Identical tables with massive size differences?

rasta_pickles · June 17, 2017, 4:36pm

Hope someone might be able to help here, our company DBA has drawn a blank.

Server A is our live server. Server B is our reporting server.

Every morning at 3a.m a table on server A gets updated with the previous day's transactions. The table has approximately 22 million rows.

This table then gets copied across to server B in order that people can then query it.

It's all part of an SSIS package; I believe the table on server B is deleted and then re-created as part of the package.

On Tuesday, we noticed all of the queries running against the report server were timing out (5 mins max allowed).

Upon further examination, the table on server A was 1.9GB in size, the table on server B was 13.4GB!

No wonder everything was timing out?

Does anyone have any idea as to why two identical tables can be so disproportionate in terms of size?

Thanks in advance.

(Event logs on server B show that, at some point between Monday and Tuesday, the SQL Server service "stopped unexpectedly", could that be relevant?)

JeffModen · June 17, 2017, 6:08pm

That would be one of the very first things that I'd check. If they're doing DELETEs or even TRUNCATEs, that could be a part of the problem. From what I understand, SSIS doesn't typically handle millions of rows all in one big chunk and so, with all the indexes you have in place, you could end up with a hell of a lot of page splits during the transfer leaving a whole lot of empty space in the destination table even if it is Dropped and rebuilt.

Still, even that shouldn't be a real problem in the presence of good reporting code. If SSIS is actually "chunking" the data, you may have reached a sensitive tipping point for stats. The first thing I'd try for getting out of the woods quickly is to rebuild the stats on the destination table. Use FULLSCAN when you do. There's almost no difference between a FULLSCAN and a 30% sample. Any larger sample will take longer than a FULLSCAN. The default sample rates are terrible especially when ever-increasing clustered indexes are present.

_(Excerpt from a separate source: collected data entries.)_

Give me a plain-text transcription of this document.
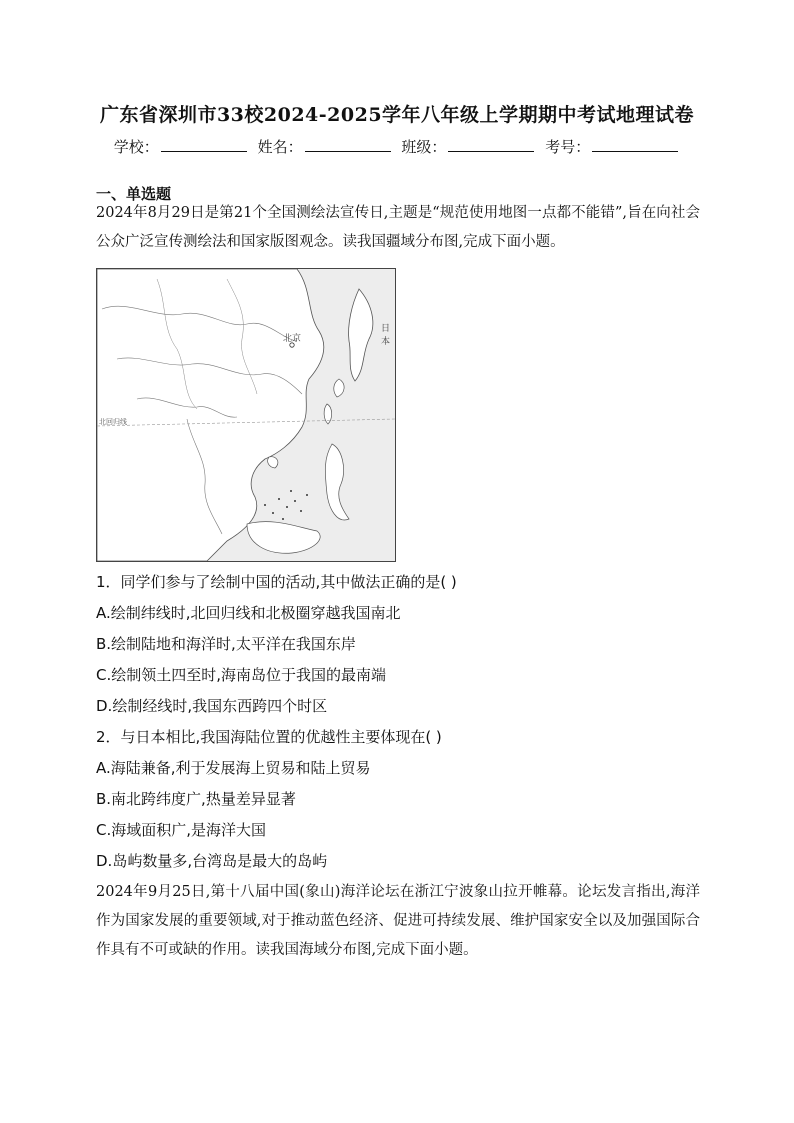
广东省深圳市33校2024-2025学年八年级上学期期中考试地理试卷
学校：	姓名：	班级：	考号：
一、单选题
2024年8月29日是第21个全国测绘法宣传日,主题是“规范使用地图一点都不能错”,旨在向社会公众广泛宣传测绘法和国家版图观念。读我国疆域分布图,完成下面小题。
北京
日
本
北回归线
1．同学们参与了绘制中国的活动,其中做法正确的是( )
A.绘制纬线时,北回归线和北极圈穿越我国南北
B.绘制陆地和海洋时,太平洋在我国东岸
C.绘制领土四至时,海南岛位于我国的最南端
D.绘制经线时,我国东西跨四个时区
2．与日本相比,我国海陆位置的优越性主要体现在( )
A.海陆兼备,利于发展海上贸易和陆上贸易
B.南北跨纬度广,热量差异显著
C.海域面积广,是海洋大国
D.岛屿数量多,台湾岛是最大的岛屿
2024年9月25日,第十八届中国(象山)海洋论坛在浙江宁波象山拉开帷幕。论坛发言指出,海洋作为国家发展的重要领域,对于推动蓝色经济、促进可持续发展、维护国家安全以及加强国际合作具有不可或缺的作用。读我国海域分布图,完成下面小题。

Do a sys.dm_db_index_phsyical_stats using the DETAILED option on the table and see what the percent of page used is for each of the indexes. That will give you some clue as to whether or not I'm correct about the page splits happening. It could also be an indication that they're not actually clearing the table before repopulating it.

As a bit of a sidebar, 1.9GB is a relatively trivial table size nowadays. My recommendation would be that you have two tables on Server B (the destination server) named differently than your current destination table. You would also have a synonym named as what your current named table is (and should go away). Then, you'll be able to keep the current (say, TableA_1) up until the other of the two tables (say, TableA2) is fully rebuilt. If the rebuild of TableA2 is successful, then simply repoint the synonym from TableA1 to TableA2. If the rebuild is not successful, don't repoint the synonym... at least you'll have yesterday's data to work with until you can make a fix. The next day, you'd swap everything. Rebuild TableA1 while the synonym is pointing to TableA2 and, when successfully rebuilt, repoint the synonym to TableA1.

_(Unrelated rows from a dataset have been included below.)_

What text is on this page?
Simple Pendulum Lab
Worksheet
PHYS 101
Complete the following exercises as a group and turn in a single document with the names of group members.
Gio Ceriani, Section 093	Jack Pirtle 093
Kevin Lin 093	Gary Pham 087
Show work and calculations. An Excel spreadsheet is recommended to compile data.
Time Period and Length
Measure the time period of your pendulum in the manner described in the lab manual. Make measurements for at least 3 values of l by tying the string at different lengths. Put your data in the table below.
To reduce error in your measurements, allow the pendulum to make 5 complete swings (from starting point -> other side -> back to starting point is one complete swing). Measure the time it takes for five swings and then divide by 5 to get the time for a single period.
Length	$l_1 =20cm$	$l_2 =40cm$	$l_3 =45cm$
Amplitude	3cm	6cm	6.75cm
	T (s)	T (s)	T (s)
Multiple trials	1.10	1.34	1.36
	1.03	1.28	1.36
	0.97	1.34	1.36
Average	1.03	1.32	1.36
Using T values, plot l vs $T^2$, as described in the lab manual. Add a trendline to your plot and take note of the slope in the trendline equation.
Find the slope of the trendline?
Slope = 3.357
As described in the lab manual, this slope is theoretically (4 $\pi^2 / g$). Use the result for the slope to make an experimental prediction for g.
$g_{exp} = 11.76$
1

Last but not least, consider the power, performance, and low resource usage of "Minimal Logging" during the transfer. Leave the clustered index on the target table and disable or drop all the non-clustered indexes. Since the clustered index of the source and destination tables are identical, adding an ORDER BY in the same order as the clustered index will easily allow minimal logging with the clustered index in place in the destination saving on considerable MDF and LDF bloat. The reenable or rebuild the NCIs. All of these actions will inherently rebuild the stats at the destination as they occur.

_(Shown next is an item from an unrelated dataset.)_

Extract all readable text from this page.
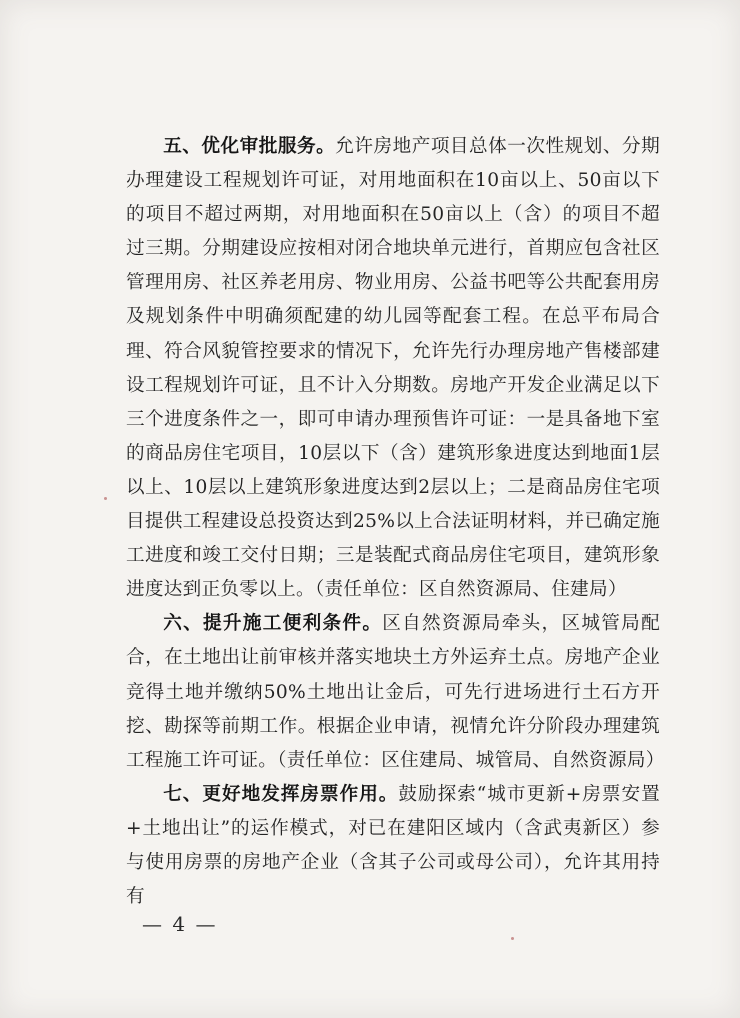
五、优化审批服务。允许房地产项目总体一次性规划、分期办理建设工程规划许可证，对用地面积在10亩以上、50亩以下的项目不超过两期，对用地面积在50亩以上（含）的项目不超过三期。分期建设应按相对闭合地块单元进行，首期应包含社区管理用房、社区养老用房、物业用房、公益书吧等公共配套用房及规划条件中明确须配建的幼儿园等配套工程。在总平布局合理、符合风貌管控要求的情况下，允许先行办理房地产售楼部建设工程规划许可证，且不计入分期数。房地产开发企业满足以下三个进度条件之一，即可申请办理预售许可证：一是具备地下室的商品房住宅项目，10层以下（含）建筑形象进度达到地面1层以上、10层以上建筑形象进度达到2层以上；二是商品房住宅项目提供工程建设总投资达到25%以上合法证明材料，并已确定施工进度和竣工交付日期；三是装配式商品房住宅项目，建筑形象进度达到正负零以上。（责任单位：区自然资源局、住建局）

六、提升施工便利条件。区自然资源局牵头，区城管局配合，在土地出让前审核并落实地块土方外运弃土点。房地产企业竞得土地并缴纳50%土地出让金后，可先行进场进行土石方开挖、勘探等前期工作。根据企业申请，视情允许分阶段办理建筑工程施工许可证。（责任单位：区住建局、城管局、自然资源局）

七、更好地发挥房票作用。鼓励探索“城市更新+房票安置+土地出让”的运作模式，对已在建阳区域内（含武夷新区）参与使用房票的房地产企业（含其子公司或母公司），允许其用持有

— 4 —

Of course, you will need to be in some other RECOVERY MODEL other than FULL for Minimal Logging to take effect and you will need to follow some additional rules like using the WITH (TABLOCK) hint on the table being inserted into.

Just a personal opinion... there's no way in hell I'd be using SSIS to do any of this. It's an unnecessary complication for something so simple.

Last but not least, check with your SAN Admin. They may be able to solve all of your problems in this area with a simple, nearly instantaneous "SAN Snapshot".

Kristen · June 17, 2017, 7:24pm

Not sure that is relevant ... but it might suggest that the Garbage Collection is not happening, perhaps because there is no Clustered Index. Presumably the RowCount on both tables is identical? If not that suggests that the Copy is not "like-for-like".

I would rebuild all indexes after the "copy".

make sure you have a clustered index on the table on Server-B - otherwise the table on Server-B will be a HEAP and that can lead to problems with garbage collection (i.e. reusing space released from a deleted row)

jeffw8713 · June 19, 2017, 6:21pm

I just ran into this on one of my systems - the table was a HEAP and they were deleting the data and repopulating the table every day. Over time - the HEAP pages are still allocated but cannot be reused unless you are using TABLOCK hint (note: this can be defined on the OLEDB destination - as well as setting appropriate batch and commit sizes).

Issue an ALTER TABLE {table} WITH REBUILD and see if that recovers the space.